Bianchi Dy - Personal Website

High-quality dialogue between the government and the public is a necessary component of the urban planning process. Data from public surveys, online feedback portals, and social media platforms are standard sources of public opinion on current issues and developments. However, deriving area or issue-specific insights from unstructured text requires planners to read individual messages – a tedious and siloed process that prevents planners from learning across related issues and cases.

In this project, we interviewed planners to understand the structure of planning departments at URA, their workflows and how they currently use citizen feedback in their day-to-day decision making. Aside from coordinating expectations, meetings and deliverables with the DPL team, I developed a workflow to process unstructured text using natural language processing and machine learning into clusters or ‘topics’, with an emphasis on identifying and assessing the quality of persistent ('evergreen') and 'emergent' topics across time. I explored different metrics for assessing cluster quality and the similarity of clusters to one another temporally, based on the shared occurence of key words. These are reflected in the data visualizations on the next two pages, which were primarily designed by Nazim Ibrahim and involved my input. Both the workflow and data visualizations are currently in the process of being integrated into the ePlanner, an allin- one system of planning knowledge where datasets can be layered onto each other or consulted in detail by planners.

This project served as a precursor to another project on machine-assisted reply generation for urban planning queries. It will be part of the to-be-launched SUTD-URA Centre of Excellence.

2019-2021

✦Research

✦Data Visualization

Bianchi Dy, Nazim Ibrahim, Sam Joyce

B Dy, I Nazim, S Koh, A Chua, “Topics Through Time: Clustering and Visualizing Unstructured Public Feedback for City Planning” under review in Computers, Environment and Urban Society, 2022

Eight maps of Singapore, colored by intensity of messages
pertaining to certain cluster

Small multiples of each planning area, broken down into
subzones. The bar chart in the top row shows topic volumes, while the bottom row shows
where messages are concentrated within the planning area.

I initially explored geospatial representations of the data such as choropleths and dot plots. Messages were clustered using k-means and TF-IDF after stop word removal. This project was the first time the data had been visualised on a map, and this feature was later brought over into URA's planning support system.

Left chart shows four blurred out graphs overlaid by the words
Volume, Quality, Similarity and Text. The RHS shows a series of scatterplots containing t-SNE results.
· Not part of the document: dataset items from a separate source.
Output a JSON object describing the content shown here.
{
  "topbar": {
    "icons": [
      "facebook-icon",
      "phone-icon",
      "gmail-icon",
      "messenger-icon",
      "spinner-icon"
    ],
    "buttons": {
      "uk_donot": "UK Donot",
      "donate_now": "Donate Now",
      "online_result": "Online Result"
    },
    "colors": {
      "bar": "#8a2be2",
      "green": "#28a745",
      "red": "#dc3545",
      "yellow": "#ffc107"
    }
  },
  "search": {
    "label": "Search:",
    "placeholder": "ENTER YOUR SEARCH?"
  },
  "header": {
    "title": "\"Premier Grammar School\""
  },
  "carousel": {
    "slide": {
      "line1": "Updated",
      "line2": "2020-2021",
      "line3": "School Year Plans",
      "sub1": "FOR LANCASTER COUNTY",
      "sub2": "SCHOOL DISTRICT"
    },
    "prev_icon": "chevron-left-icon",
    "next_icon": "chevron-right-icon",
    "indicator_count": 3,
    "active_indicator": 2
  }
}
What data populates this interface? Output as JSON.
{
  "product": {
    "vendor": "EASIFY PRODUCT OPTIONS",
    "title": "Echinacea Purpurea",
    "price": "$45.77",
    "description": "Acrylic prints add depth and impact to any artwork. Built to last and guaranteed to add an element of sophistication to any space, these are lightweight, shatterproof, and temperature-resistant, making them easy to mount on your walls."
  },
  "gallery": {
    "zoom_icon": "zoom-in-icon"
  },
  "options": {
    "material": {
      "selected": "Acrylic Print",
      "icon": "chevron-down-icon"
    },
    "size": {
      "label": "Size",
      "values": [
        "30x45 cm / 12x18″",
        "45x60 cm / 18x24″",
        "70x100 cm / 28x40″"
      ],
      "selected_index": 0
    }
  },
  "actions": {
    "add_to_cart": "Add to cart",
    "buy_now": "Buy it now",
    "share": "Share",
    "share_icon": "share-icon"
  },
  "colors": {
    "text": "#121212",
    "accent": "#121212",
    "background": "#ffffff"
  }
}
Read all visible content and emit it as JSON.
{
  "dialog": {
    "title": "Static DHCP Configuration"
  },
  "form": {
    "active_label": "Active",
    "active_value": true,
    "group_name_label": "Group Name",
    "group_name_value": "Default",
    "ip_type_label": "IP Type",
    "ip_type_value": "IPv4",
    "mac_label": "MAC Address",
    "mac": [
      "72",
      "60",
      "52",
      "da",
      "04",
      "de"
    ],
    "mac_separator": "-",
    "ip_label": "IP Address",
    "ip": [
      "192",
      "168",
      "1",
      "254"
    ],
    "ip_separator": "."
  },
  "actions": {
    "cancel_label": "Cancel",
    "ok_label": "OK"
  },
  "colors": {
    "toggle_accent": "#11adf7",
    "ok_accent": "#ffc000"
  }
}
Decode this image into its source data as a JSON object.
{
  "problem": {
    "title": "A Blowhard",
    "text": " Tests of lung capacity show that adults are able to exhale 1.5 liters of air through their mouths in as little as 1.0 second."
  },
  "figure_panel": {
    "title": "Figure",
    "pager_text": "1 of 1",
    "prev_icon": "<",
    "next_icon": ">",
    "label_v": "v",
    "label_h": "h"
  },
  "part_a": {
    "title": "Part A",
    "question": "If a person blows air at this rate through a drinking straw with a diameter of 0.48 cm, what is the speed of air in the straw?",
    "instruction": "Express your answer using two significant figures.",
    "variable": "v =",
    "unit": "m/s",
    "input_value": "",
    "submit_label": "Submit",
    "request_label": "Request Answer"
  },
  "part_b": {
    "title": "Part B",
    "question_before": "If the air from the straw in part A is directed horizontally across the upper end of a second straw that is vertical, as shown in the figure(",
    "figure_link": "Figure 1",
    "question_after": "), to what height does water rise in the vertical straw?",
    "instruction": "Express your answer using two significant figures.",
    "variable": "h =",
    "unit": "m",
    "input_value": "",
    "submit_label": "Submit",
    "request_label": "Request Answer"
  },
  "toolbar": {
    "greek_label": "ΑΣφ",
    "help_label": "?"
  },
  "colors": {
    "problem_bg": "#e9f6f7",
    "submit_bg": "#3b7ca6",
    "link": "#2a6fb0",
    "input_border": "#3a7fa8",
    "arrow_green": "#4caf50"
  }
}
I experimented with data visualizations such as bar charts, area charts (for cluster metrics) and t-SNE to represent clusters in the dataset. From interviews with planners, we learned that they were most interested in volume of the cluster, keywords inside the cluster, cluster quality and similarity to other clusters within or from other time slices. While t-SNE (RHS) showed both cluster volume, quality and similarity to other clusters, planners found it difficult to interpret, especially when making temporal comparisons.

Charts of temporal cluster tree. Left side shows state-based coloring
and right side shows parent-based coloring.

To show all four aspects planners were interested in, Nazim and I developed the temporal cluster tree. It uses a shared documents score and cosine similarity to map relationships between clusters from different time slices. The two coloring systems enable users to identify lineages of topics, i.e. persistent or "evergreen" concerns and emergent topics.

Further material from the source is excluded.